Stepping from the Shadows: Why Avril Coleridge-Taylor Deserves to Be Listened To
The composer Avril Coleridge-Taylor always bore the weight of her father’s legacy. Being the child of Samuel Coleridge-Taylor, a leading the most famous British artists of the turn of the 20th century, the composer’s identity was enveloped in the lingering obscurity of bygone eras.
The First Recording
Earlier this year, I sat with these shadows as I got ready to produce the first-ever recording of the composer’s concerto for piano composed in 1936. Boasting impassioned harmonies, soulful lyricism, and confident beats, her composition will provide audiences deep understanding into how this artist – a composer during war originating from the early 1900s – conceived of her world as a female composer of color.
Shadows and Truth
However about legacies. One needs patience to acclimate, to see shapes as they actually appear, to tell reality from distortion, and I was reluctant to confront her history for a while.
I earnestly desired her to be following in her father’s footsteps. To some extent, she was. The rustic British sounds of her father’s impact can be detected in numerous compositions, for example From the Hills (1934) and Sussex Landscape (1940). But you only have to look at the names of her father’s compositions to understand how he heard himself as not just a flag bearer of British Romantic style but a representative of the Black diaspora.
At this point Samuel and Avril seemed to diverge.
American society evaluated Samuel by the mastery of his art as opposed to the his ethnicity.
Family Background
While he was studying at the renowned institution, the composer – the son of a parent from Sierra Leone and a white English mother – began embracing his heritage. Once the poet of color the renowned Dunbar visited the UK in that era, the aspiring artist eagerly sought him out. He set Dunbar’s African Romances into music and the following year adapted his verses for an opera, Dream Lovers. Then came the choral piece that put Samuel on the map: Hiawatha’s Wedding Feast.

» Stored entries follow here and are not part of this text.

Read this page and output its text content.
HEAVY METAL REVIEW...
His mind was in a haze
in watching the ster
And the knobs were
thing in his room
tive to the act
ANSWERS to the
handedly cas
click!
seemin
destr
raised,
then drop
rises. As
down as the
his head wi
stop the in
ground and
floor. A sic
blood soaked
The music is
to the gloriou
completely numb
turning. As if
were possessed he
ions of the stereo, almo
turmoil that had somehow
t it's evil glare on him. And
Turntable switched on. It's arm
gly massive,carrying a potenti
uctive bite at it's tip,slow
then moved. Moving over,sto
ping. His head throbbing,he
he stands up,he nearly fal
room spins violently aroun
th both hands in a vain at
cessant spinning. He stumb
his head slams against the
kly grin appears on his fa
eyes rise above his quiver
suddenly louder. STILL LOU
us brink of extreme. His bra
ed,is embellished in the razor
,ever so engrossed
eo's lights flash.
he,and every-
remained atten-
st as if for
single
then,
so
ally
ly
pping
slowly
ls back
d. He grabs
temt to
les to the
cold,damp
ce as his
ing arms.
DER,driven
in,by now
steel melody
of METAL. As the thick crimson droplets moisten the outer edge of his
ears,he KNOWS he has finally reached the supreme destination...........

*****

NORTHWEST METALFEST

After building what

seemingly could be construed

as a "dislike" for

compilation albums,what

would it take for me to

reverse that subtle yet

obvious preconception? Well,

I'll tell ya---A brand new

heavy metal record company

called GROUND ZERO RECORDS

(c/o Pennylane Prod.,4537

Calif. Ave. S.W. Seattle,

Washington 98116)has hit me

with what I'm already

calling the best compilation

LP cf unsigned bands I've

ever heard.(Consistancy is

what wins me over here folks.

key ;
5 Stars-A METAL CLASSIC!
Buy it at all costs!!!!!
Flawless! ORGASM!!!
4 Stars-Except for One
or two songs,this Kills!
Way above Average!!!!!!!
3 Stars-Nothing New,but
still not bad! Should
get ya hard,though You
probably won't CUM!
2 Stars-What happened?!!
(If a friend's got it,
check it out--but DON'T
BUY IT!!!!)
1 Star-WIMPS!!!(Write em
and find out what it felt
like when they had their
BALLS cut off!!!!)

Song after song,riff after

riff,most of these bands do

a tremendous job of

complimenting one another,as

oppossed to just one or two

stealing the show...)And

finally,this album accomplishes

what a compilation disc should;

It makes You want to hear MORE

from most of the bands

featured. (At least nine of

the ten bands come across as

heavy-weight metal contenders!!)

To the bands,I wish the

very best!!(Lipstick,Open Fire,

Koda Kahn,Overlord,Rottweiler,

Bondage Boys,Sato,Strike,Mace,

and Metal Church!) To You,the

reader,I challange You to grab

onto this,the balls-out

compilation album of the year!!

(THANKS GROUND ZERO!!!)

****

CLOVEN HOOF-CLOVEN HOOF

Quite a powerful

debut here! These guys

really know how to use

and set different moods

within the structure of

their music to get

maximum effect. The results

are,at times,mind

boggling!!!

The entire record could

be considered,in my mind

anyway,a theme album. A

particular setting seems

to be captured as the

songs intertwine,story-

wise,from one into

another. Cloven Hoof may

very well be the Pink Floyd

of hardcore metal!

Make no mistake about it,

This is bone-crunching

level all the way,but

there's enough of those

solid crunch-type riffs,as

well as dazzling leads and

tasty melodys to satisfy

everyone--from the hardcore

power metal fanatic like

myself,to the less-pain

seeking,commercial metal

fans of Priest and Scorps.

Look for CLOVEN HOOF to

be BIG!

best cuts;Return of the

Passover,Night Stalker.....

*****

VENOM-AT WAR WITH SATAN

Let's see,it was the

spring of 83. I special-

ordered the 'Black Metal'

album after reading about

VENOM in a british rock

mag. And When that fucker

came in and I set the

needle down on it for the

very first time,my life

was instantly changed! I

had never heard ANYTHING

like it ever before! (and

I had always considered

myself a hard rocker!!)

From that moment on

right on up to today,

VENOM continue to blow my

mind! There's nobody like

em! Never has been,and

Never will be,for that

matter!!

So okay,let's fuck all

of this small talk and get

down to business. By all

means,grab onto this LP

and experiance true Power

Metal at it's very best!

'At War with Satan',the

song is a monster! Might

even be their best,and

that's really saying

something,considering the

Drawing from Henry Wadsworth Longfellow’s The Song of Hiawatha, this composition was an global success, especially with the Black community who felt indirect honor as American society evaluated the composer by the quality of his compositions rather than the his race.
Advocacy and Beliefs
Fame did not reduce Samuel’s politics. In 1900, he was present at the initial Pan African gathering in the UK where he made the acquaintance of the prominent scholar this influential figure and witnessed a variety of discussions, including on the oppression of Black South Africans. He was a campaigner throughout his life. He kept connections with trailblazers for equality including this intellectual and this leader, gave addresses on ending discrimination, and even engaged in dialogue on issues of racism with the American leader on a trip to the White House in 1904. As for his music, Du Bois recalled, “he made his mark so prominently as a creative artist that it cannot soon be forgotten.” He succumbed in that year, aged 37. But what would Samuel have thought of his child’s choice to work in the African nation in the that decade?
Controversy and Apartheid
“Offspring of Renowned Musician shows support to apartheid system,” declared a title in the Black American publication Jet magazine. The system “appeared to me the appropriate course”, the composer stated Jet. When asked to explain, she revised her statement: she did not support with apartheid “in principle” and it “could be left to resolve itself, directed by benevolent people of diverse ethnicities”. Were the composer more in tune to her parent’s beliefs, or born in segregated America, she might have thought twice about this system. Yet her life had sheltered her.
Identity and Naivety
“I hold a English document,” she stated, “and the government agents did not inquire me about my race.” So, with her “porcelain-white” complexion (as Jet put it), she moved among the Europeans, buoyed up by their acclaim for her deceased parent. She gave a talk about her parent’s compositions at the Cape Town university and directed the broadcasting ensemble in the city, including the heroic third movement of her composition, named: “Dedicated to my Father.” While a confident pianist personally, she never played as the lead performer in her concerto. Rather, she invariably directed as the leader; and so the orchestra of the era followed her lead.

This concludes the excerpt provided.